Prosecutors have not publicly detailed the cooperation that they are seeking from UMC against Fujian Jinhua. UMC declined to answer questions.
Investigations into three UMC employees who are allegedly involved in the case would continue, the justice department said.
According to the evidence admitted in connection with the guilty plea, the three employees — Steven Chen (陳正坤), Ho Chien-ting (何建廷) and Wang Yung-ming (王永銘) — all worked at Micron Taiwan before joining UMC.
Chen, who had been president at Micron Taiwan and was made senior vice president at UMC, brokered a deal with Fujian Jinhua to develop DRAM technology for the Chinese firm.
He then recruited Ho and Wang, who were still working at Micron as engineers, to join UMC.
Prior to leaving their jobs, Ho and Wang stole trade secrets from Micron and took them to UMC.
Wang, in particular, made adjustments to the DRAM technology they were developing at UMC based on the confidential information from Micron, the justice department said.
After UMC’s IT department found the stolen property on Ho’s computer, Chen approved the issuance of two “off network” laptops that allowed UMC employees to access confidential Micron information without being detected by UMC’s IT department.
When Taiwanese authorities began investigating the case, Ho and Wang asked another UMC employee to hide “papers, notes, USB drives, a personal phone and a laptop computer while the local authorities executed their search warrants,” the justice department said.
The justice department in 2018 formally charged UMC and Fujian Jinhua, as well as Chen, Ho and Wang, with crimes related to conspiracy to steal, convey and possess stolen trade secrets from a US firm.
UMC yesterday said that the company was glad to have reached an agreement with the US government.
“UMC takes full responsibility for the actions of its employees and we are pleased to have reached an appropriate resolution regarding this matter,” it said in a statement.

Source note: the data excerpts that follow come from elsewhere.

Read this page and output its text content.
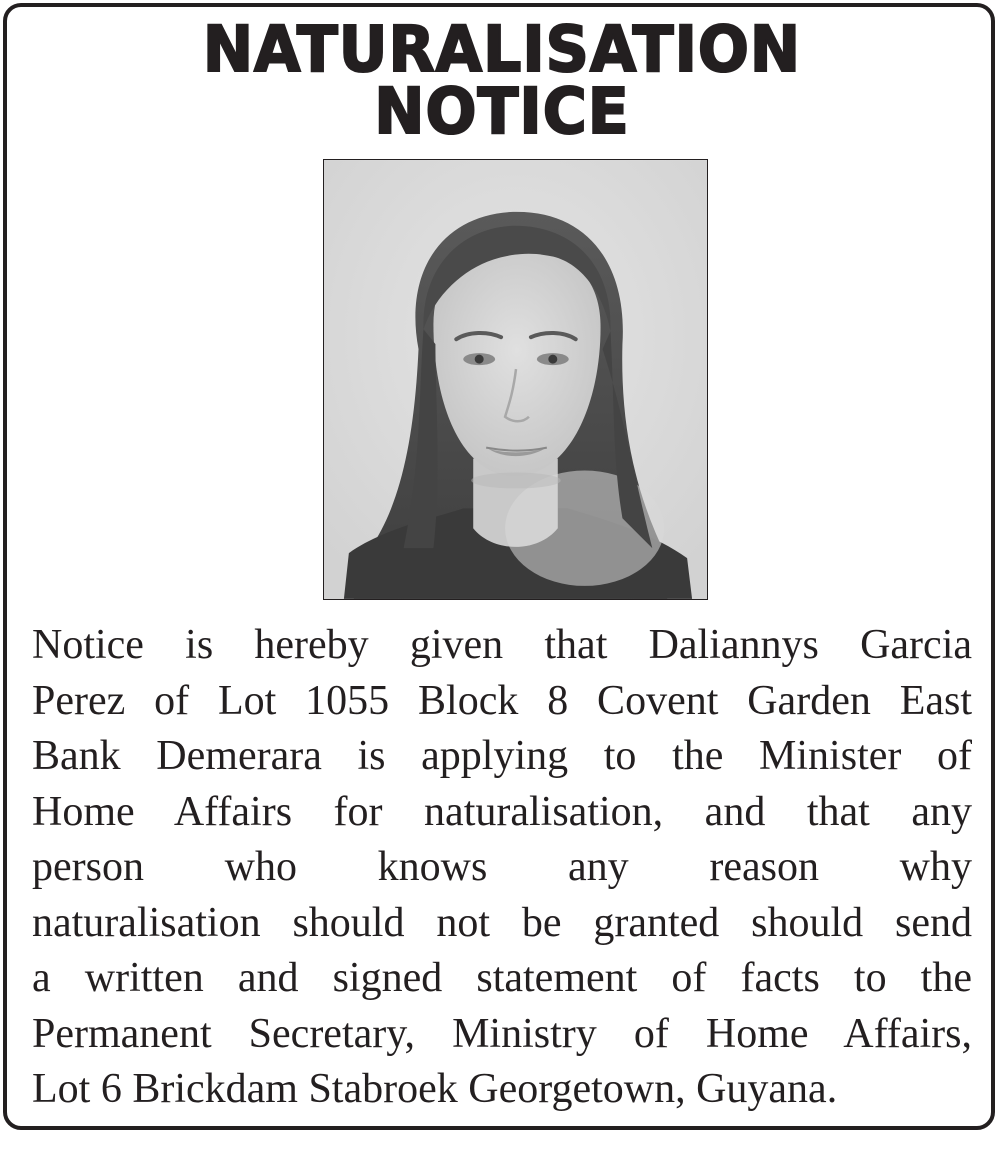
NATURALISATION
NOTICE
Notice is hereby given that Daliannys Garcia
Perez of Lot 1055 Block 8 Covent Garden East
Bank Demerara is applying to the Minister of
Home Affairs for naturalisation, and that any
person who knows any reason why
naturalisation should not be granted should send
a written and signed statement of facts to the
Permanent Secretary, Ministry of Home Affairs,
Lot 6 Brickdam Stabroek Georgetown, Guyana.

Micron said in a statement that it would continue to seek “full restitution” from UMC in a separate, ongoing civil lawsuit.
Neal Stephens, a lawyer for Micron, told US District Judge Maxine Chesney that with the resolution of the criminal case against UMC, Micron would push forward with its civil trade-secrets case against the company, which had been put on hold.
UMC has opposed reopening the case, Stephens said.
Still unknown is how much more money UMC might ultimately pay. In addition to the US fine, Micron would seek to make UMC pay restitution for the loss and damages caused by the theft.
The firms agreed that the sum would be argued in the civil suit, because there is a “great gulf and disparity” between what the two sides believe the value to be, said Leslie Caldwell, a lawyer for UMC.
A lawsuit against UMC in Taiwan about the same matter is still ongoing.